Efforts began earlier last year to put the retailer back on a “sound financial footing,” including several hundred job cuts, store closures and entry into a company voluntary arrangement. In October, Mothercare confirmed to just-style 150 jobs were at risk as part of cost-cutting measures. It also repositioned its UK business to operate with the discipline of a franchise with the objective to return the business to profitability.
Last month the retailer announced the sale of the Early Learning Centre to The Entertainer for GBP13.5m (US$17.7m), in a deal it said enables a further reduction in bank debt and a focus on its core strategic priorities.
In today’ statement, Newtown-Jones said the retailer’s UK store closure programme has been completed ahead of schedule and it now has 80 stores in operation, down from 137 stores a year ago.
He added the disruption it has seen from both the organisational changes and the UK store closures is “now largely behind us”, but warned the company expects a continued impact on its business given the volume of clearance stock it has sold in recent months.
“Against this background, we remain on track to deliver on our full-year expectations, “he said.

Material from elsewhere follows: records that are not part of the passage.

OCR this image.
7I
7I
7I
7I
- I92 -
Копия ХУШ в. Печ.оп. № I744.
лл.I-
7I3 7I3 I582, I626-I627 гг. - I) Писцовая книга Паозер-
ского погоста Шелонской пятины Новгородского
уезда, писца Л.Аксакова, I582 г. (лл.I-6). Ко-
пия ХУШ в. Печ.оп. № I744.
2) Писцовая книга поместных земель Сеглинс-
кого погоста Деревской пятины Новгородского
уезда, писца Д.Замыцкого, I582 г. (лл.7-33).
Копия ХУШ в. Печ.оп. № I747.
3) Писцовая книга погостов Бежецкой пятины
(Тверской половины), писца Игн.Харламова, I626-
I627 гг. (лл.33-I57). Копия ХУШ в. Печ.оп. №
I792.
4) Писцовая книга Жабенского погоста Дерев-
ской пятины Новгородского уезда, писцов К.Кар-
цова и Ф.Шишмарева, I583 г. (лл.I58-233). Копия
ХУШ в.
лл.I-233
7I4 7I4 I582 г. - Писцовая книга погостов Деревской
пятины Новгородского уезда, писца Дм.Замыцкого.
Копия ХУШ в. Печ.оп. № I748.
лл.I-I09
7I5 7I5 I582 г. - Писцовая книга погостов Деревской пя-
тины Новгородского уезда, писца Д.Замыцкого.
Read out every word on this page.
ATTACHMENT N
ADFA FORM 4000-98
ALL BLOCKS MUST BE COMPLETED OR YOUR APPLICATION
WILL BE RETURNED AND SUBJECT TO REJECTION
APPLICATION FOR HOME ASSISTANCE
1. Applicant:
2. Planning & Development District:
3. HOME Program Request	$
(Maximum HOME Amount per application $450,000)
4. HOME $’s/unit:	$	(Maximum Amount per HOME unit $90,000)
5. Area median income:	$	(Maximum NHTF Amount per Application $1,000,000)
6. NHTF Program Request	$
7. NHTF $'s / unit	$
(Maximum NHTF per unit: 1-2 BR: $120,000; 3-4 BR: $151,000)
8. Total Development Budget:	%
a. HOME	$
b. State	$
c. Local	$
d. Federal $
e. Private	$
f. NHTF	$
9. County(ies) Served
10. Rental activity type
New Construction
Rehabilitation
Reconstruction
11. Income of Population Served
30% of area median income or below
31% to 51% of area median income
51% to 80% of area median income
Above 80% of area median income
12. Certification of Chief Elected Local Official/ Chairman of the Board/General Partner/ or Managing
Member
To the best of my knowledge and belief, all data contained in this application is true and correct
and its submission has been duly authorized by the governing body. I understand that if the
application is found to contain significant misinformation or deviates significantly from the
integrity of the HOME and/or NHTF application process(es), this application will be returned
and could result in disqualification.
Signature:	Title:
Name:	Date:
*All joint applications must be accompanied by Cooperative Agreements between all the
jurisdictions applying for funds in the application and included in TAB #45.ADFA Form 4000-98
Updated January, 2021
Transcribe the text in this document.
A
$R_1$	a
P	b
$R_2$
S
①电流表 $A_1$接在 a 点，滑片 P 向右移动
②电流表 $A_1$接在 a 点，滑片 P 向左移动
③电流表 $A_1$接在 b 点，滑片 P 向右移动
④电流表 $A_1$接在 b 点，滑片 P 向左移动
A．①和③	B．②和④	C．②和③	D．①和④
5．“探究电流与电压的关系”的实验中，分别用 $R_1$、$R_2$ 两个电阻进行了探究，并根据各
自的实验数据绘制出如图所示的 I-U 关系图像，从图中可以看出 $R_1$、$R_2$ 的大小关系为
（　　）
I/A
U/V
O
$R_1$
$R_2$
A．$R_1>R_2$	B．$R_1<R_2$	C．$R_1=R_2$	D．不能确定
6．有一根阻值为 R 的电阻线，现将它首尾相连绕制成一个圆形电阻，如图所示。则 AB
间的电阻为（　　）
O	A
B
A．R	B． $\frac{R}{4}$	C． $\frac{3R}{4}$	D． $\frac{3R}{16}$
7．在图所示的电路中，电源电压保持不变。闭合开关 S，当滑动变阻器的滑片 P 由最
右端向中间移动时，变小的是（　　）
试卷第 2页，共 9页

“Looking ahead, we expect market conditions in the UK and in some international markets to remain challenging. We enter the new financial year in a more robust position as a restructured business fit for the future and with reduced levels of debt. We have a significantly smaller UK store estate and our International operations remain cash generative. We look forward to the new financial year and to delivering the next phase of our strategic transformation plan.”
Amy Higginbotham, retail analyst at GlobalData, notes although Mothercare has emphasised progress with regards to its strategic transformation plan, the figures suggest a lot more work is still to be done.
“UK total and like-for-like sales continue to fall, dropping 14.5% and 8.8% respectively, and on negative comparatives. Though a drop in total sales is expected when closing stores, the continued decline in like-for-like sales indicates that the retailer is still burdened with underperforming stores, despite the completion of its store closure programme,” she says. “It also shows that Mothercare is failing to get shoppers at closing stores to make the effort to go to their next closest location.”
Meanwhile, unable to rely on new space or online sales to offset falling total and like-for-like sales in the UK, Mothercare is turning to international markets in an effort support overall growth, Higginbotham says, having increased its space abroad by 5.5% during the quarter.
“But this is problematic, as international sales growth remains negative, seeing growth in only a few markets such as Russia, India and Indonesia,” she explains.
“CEO Mark Newton-Jones will have a lot of work to do in FY2019/2020 to reverse Mothercare’s downward trajectory,” Higginbotham concludes. “He hopes that the sale of Early Learning Centre to The Entertainer earlier this month will help the business achieve its aim to be bank debt free by the end of 2019, and enable the retailer to push ahead with the next phase of its strategic transformation plan, the exact details of which are unclear. The retailer should continue to focus on optimising its store estate and driving footfall to combat falling like-for-like sales, and should leverage its specialist credentials to draw consumers away from the likes of Amazon. Investment in its digital platform is also essential as spend will continue to shift online.”